The Breakflip is not that big a blaster. While I was worried at first that it would be quite bulky (thus making it a pain to pack into luggage), it is on the whole quite well sized. I’d estimate it to be very similar to a Roughcut, though I haven’t had a Roughcut for a while.
Note that my model has a range claim of 15m.
Range is unimpressive at about 9-10m very consistently. About the same as the other BoomCo blasters I’ve tested.
Accuracy is, as expected for a BoomCo product, impressively good. At full range in the range test, I was getting a spread of about 20cm in diameter, which by Nerf standards is ridiculously good. Hitting a human sized target at full range is pretty much guaranteed, and hitting smaller targets such as soft drink cans can be done with a bit of practice.
Rate of fire is a bit of a surprise. The Breakflip has slam-fire (hold the trigger down and repeatedly prime to repeatedly fire), which doesn’t suit a blaster of this style as the technique required for highest ROF is utterly impractical. Regardless it is possible to achieve about 4 darts per second with a two handed grip. A one handed flick prime can get just under 2 darts per second depending on which clip is used.

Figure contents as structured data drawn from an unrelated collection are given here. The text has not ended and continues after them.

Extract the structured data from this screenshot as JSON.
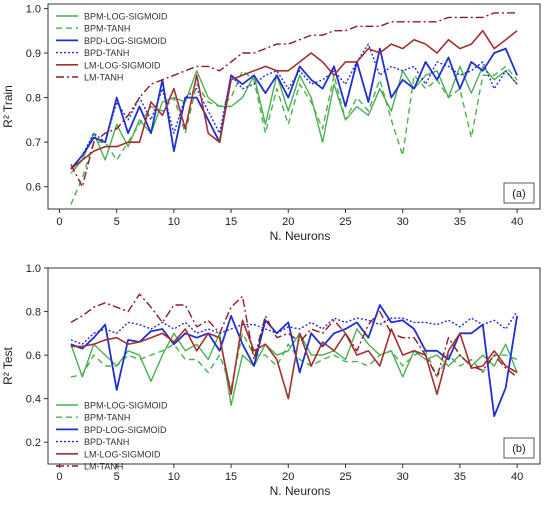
{
  "chart_data": [
    {
      "type": "line",
      "panel_tag": "(a)",
      "xlabel": "N. Neurons",
      "ylabel": "R² Train",
      "xlim": [
        -1,
        42
      ],
      "ylim": [
        0.55,
        1.01
      ],
      "xticks": [
        0,
        5,
        10,
        15,
        20,
        25,
        30,
        35,
        40
      ],
      "yticks": [
        0.6,
        0.7,
        0.8,
        0.9,
        1.0
      ],
      "ytick_labels": [
        "0.6",
        "0.7",
        "0.8",
        "0.9",
        "1.0"
      ],
      "legend_position": "top-left",
      "x": [
        1,
        2,
        3,
        4,
        5,
        6,
        7,
        8,
        9,
        10,
        11,
        12,
        13,
        14,
        15,
        16,
        17,
        18,
        19,
        20,
        21,
        22,
        23,
        24,
        25,
        26,
        27,
        28,
        29,
        30,
        31,
        32,
        33,
        34,
        35,
        36,
        37,
        38,
        39,
        40
      ],
      "series": [
        {
          "name": "BPM-LOG-SIGMOID",
          "color": "#4caf50",
          "dash": "solid",
          "width": 1.4,
          "values": [
            0.63,
            0.66,
            0.72,
            0.66,
            0.74,
            0.69,
            0.75,
            0.72,
            0.79,
            0.8,
            0.79,
            0.86,
            0.8,
            0.78,
            0.78,
            0.8,
            0.85,
            0.74,
            0.85,
            0.77,
            0.85,
            0.8,
            0.7,
            0.83,
            0.75,
            0.78,
            0.76,
            0.82,
            0.77,
            0.86,
            0.82,
            0.85,
            0.86,
            0.8,
            0.87,
            0.81,
            0.87,
            0.84,
            0.86,
            0.83
          ]
        },
        {
          "name": "BPM-TANH",
          "color": "#4caf50",
          "dash": "6,4",
          "width": 1.4,
          "values": [
            0.56,
            0.62,
            0.7,
            0.7,
            0.66,
            0.7,
            0.74,
            0.78,
            0.77,
            0.8,
            0.72,
            0.83,
            0.79,
            0.78,
            0.8,
            0.86,
            0.84,
            0.72,
            0.82,
            0.74,
            0.83,
            0.79,
            0.73,
            0.85,
            0.75,
            0.8,
            0.77,
            0.84,
            0.75,
            0.67,
            0.85,
            0.82,
            0.84,
            0.8,
            0.82,
            0.71,
            0.85,
            0.85,
            0.87,
            0.84
          ]
        },
        {
          "name": "BPD-LOG-SIGMOID",
          "color": "#1f2fd0",
          "dash": "solid",
          "width": 1.8,
          "values": [
            0.64,
            0.67,
            0.71,
            0.7,
            0.8,
            0.72,
            0.78,
            0.72,
            0.84,
            0.68,
            0.8,
            0.8,
            0.75,
            0.7,
            0.85,
            0.83,
            0.85,
            0.81,
            0.85,
            0.8,
            0.87,
            0.84,
            0.82,
            0.87,
            0.78,
            0.88,
            0.79,
            0.91,
            0.8,
            0.84,
            0.82,
            0.88,
            0.84,
            0.89,
            0.82,
            0.88,
            0.86,
            0.9,
            0.91,
            0.85
          ]
        },
        {
          "name": "BPD-TANH",
          "color": "#1f2fd0",
          "dash": "2,2",
          "width": 1.4,
          "values": [
            0.64,
            0.67,
            0.72,
            0.7,
            0.79,
            0.75,
            0.8,
            0.75,
            0.82,
            0.72,
            0.8,
            0.82,
            0.77,
            0.72,
            0.85,
            0.82,
            0.83,
            0.85,
            0.86,
            0.82,
            0.86,
            0.83,
            0.84,
            0.86,
            0.83,
            0.88,
            0.92,
            0.85,
            0.87,
            0.86,
            0.87,
            0.83,
            0.88,
            0.87,
            0.85,
            0.86,
            0.88,
            0.82,
            0.86,
            0.83
          ]
        },
        {
          "name": "LM-LOG-SIGMOID",
          "color": "#a33030",
          "dash": "solid",
          "width": 1.6,
          "values": [
            0.64,
            0.66,
            0.68,
            0.69,
            0.69,
            0.7,
            0.7,
            0.79,
            0.76,
            0.82,
            0.73,
            0.85,
            0.72,
            0.7,
            0.84,
            0.85,
            0.86,
            0.87,
            0.86,
            0.86,
            0.88,
            0.9,
            0.88,
            0.85,
            0.88,
            0.88,
            0.91,
            0.9,
            0.92,
            0.91,
            0.93,
            0.92,
            0.9,
            0.93,
            0.91,
            0.92,
            0.95,
            0.91,
            0.93,
            0.95
          ]
        },
        {
          "name": "LM-TANH",
          "color": "#8b1c24",
          "dash": "8,3,2,3",
          "width": 1.4,
          "values": [
            0.65,
            0.6,
            0.7,
            0.72,
            0.73,
            0.76,
            0.8,
            0.83,
            0.84,
            0.85,
            0.86,
            0.87,
            0.87,
            0.86,
            0.88,
            0.9,
            0.9,
            0.91,
            0.92,
            0.92,
            0.93,
            0.94,
            0.94,
            0.95,
            0.95,
            0.96,
            0.96,
            0.96,
            0.97,
            0.97,
            0.97,
            0.97,
            0.97,
            0.98,
            0.98,
            0.98,
            0.98,
            0.99,
            0.99,
            0.99
          ]
        }
      ]
    },
    {
      "type": "line",
      "panel_tag": "(b)",
      "xlabel": "N. Neurons",
      "ylabel": "R² Test",
      "xlim": [
        -1,
        42
      ],
      "ylim": [
        0.1,
        1.0
      ],
      "xticks": [
        0,
        5,
        10,
        15,
        20,
        25,
        30,
        35,
        40
      ],
      "yticks": [
        0.2,
        0.4,
        0.6,
        0.8,
        1.0
      ],
      "ytick_labels": [
        "0.2",
        "0.4",
        "0.6",
        "0.8",
        "1.0"
      ],
      "legend_position": "bottom-left",
      "x": [
        1,
        2,
        3,
        4,
        5,
        6,
        7,
        8,
        9,
        10,
        11,
        12,
        13,
        14,
        15,
        16,
        17,
        18,
        19,
        20,
        21,
        22,
        23,
        24,
        25,
        26,
        27,
        28,
        29,
        30,
        31,
        32,
        33,
        34,
        35,
        36,
        37,
        38,
        39,
        40
      ],
      "series": [
        {
          "name": "BPM-LOG-SIGMOID",
          "color": "#4caf50",
          "dash": "solid",
          "width": 1.4,
          "values": [
            0.65,
            0.5,
            0.65,
            0.6,
            0.55,
            0.62,
            0.6,
            0.48,
            0.6,
            0.7,
            0.62,
            0.65,
            0.58,
            0.7,
            0.37,
            0.6,
            0.55,
            0.65,
            0.6,
            0.62,
            0.7,
            0.6,
            0.6,
            0.62,
            0.58,
            0.72,
            0.65,
            0.6,
            0.62,
            0.5,
            0.62,
            0.58,
            0.6,
            0.55,
            0.6,
            0.55,
            0.6,
            0.55,
            0.65,
            0.52
          ]
        },
        {
          "name": "BPM-TANH",
          "color": "#4caf50",
          "dash": "6,4",
          "width": 1.4,
          "values": [
            0.5,
            0.51,
            0.6,
            0.55,
            0.55,
            0.6,
            0.58,
            0.6,
            0.62,
            0.65,
            0.58,
            0.58,
            0.52,
            0.6,
            0.45,
            0.7,
            0.6,
            0.6,
            0.55,
            0.65,
            0.58,
            0.55,
            0.58,
            0.6,
            0.57,
            0.57,
            0.55,
            0.6,
            0.62,
            0.55,
            0.6,
            0.62,
            0.5,
            0.6,
            0.55,
            0.58,
            0.52,
            0.6,
            0.6,
            0.58
          ]
        },
        {
          "name": "BPD-LOG-SIGMOID",
          "color": "#1f2fd0",
          "dash": "solid",
          "width": 1.8,
          "values": [
            0.65,
            0.63,
            0.68,
            0.74,
            0.44,
            0.67,
            0.66,
            0.71,
            0.72,
            0.65,
            0.7,
            0.68,
            0.7,
            0.62,
            0.78,
            0.65,
            0.55,
            0.76,
            0.7,
            0.75,
            0.52,
            0.7,
            0.64,
            0.7,
            0.72,
            0.75,
            0.68,
            0.83,
            0.75,
            0.76,
            0.72,
            0.62,
            0.62,
            0.58,
            0.7,
            0.7,
            0.74,
            0.32,
            0.45,
            0.78
          ]
        },
        {
          "name": "BPD-TANH",
          "color": "#1f2fd0",
          "dash": "2,2",
          "width": 1.4,
          "values": [
            0.67,
            0.65,
            0.7,
            0.72,
            0.7,
            0.75,
            0.74,
            0.72,
            0.75,
            0.72,
            0.75,
            0.7,
            0.72,
            0.7,
            0.72,
            0.74,
            0.74,
            0.72,
            0.7,
            0.73,
            0.72,
            0.75,
            0.72,
            0.77,
            0.75,
            0.77,
            0.76,
            0.74,
            0.77,
            0.77,
            0.75,
            0.75,
            0.74,
            0.76,
            0.73,
            0.77,
            0.74,
            0.76,
            0.72,
            0.8
          ]
        },
        {
          "name": "LM-LOG-SIGMOID",
          "color": "#a33030",
          "dash": "solid",
          "width": 1.6,
          "values": [
            0.64,
            0.64,
            0.65,
            0.67,
            0.68,
            0.65,
            0.66,
            0.68,
            0.7,
            0.66,
            0.72,
            0.62,
            0.7,
            0.68,
            0.42,
            0.76,
            0.62,
            0.65,
            0.58,
            0.4,
            0.7,
            0.55,
            0.66,
            0.62,
            0.7,
            0.6,
            0.62,
            0.55,
            0.72,
            0.6,
            0.62,
            0.6,
            0.42,
            0.62,
            0.7,
            0.54,
            0.55,
            0.62,
            0.55,
            0.52
          ]
        },
        {
          "name": "LM-TANH",
          "color": "#8b1c24",
          "dash": "8,3,2,3",
          "width": 1.4,
          "values": [
            0.75,
            0.78,
            0.82,
            0.84,
            0.82,
            0.8,
            0.88,
            0.82,
            0.75,
            0.83,
            0.83,
            0.73,
            0.76,
            0.7,
            0.82,
            0.87,
            0.58,
            0.78,
            0.68,
            0.7,
            0.66,
            0.72,
            0.7,
            0.76,
            0.7,
            0.62,
            0.74,
            0.8,
            0.7,
            0.68,
            0.68,
            0.6,
            0.5,
            0.68,
            0.6,
            0.55,
            0.53,
            0.6,
            0.54,
            0.5
          ]
        }
      ]
    }
  ]
}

The Breakflip is a reasonably solid all round blaster. Though it doesn’t quite have the stable ROF to contend with pump actions like EATs for rapid fire (though the two-handed technique does get close), the Breakflip’s exceptional accuracy is a major advantage over most foam dart blasters. The one-handability is a significant feature that offers a good amount of versatility, especially with the exposed clips allowing for reloading on-the-fly. Perhaps the biggest disadvantage the Breakflip has is a slight range deficit, but that can be covered up with good movement and use of cover. Overall I think that with some spare clips and flick-priming practice, the Breakflip can be a very effective blaster.
Value and Summary:
I purchased my Breakflip in Malaysia for 108RM (36AUD or 25USD at the time), which by Malaysian standards is actually quite cheap. The Strongarm for instance is ~70RM (23.3AUD or 16.3USD), while a Cycloneshock is ~100RM (33.33AUD or 23.33USD). Even a Buzz Bee Blastzooka is ~87RM (29AUD or 20.30USD). While the Breakflip is not the most practical blaster out there, and it does have a few ergonomic and usability issues, it’s a lot of fun to use and with practice, can be quite effective. I’d certainly recommend giving it a look.
Unfortunately very minimal. Though BoomCo mods in general are severely under-documented, not a whole lot appears to be doable or effective for the Breakflip. Its spring is very difficult to swap, and there are few other parts that are worth altering/removing. The most effective mod is actually one that has nothing to do with the Breakflip, instead altering the clip itself. This mod is known as the “sniper clip” mod. Filling in all of the unwanted vent holes in the clip can provide a substantial performance boost depending on the blaster. The above link also has links to a lot of data comparing stock clips with these “sniper clips”. Though the velocities and ranges are significantly below what I would consider “standard” modded Elite blasters (spring swaps, overvolted flywheelers), the incredible accuracy remains as the Breakflip’s big advantage, and that alone keeps it viable and usable.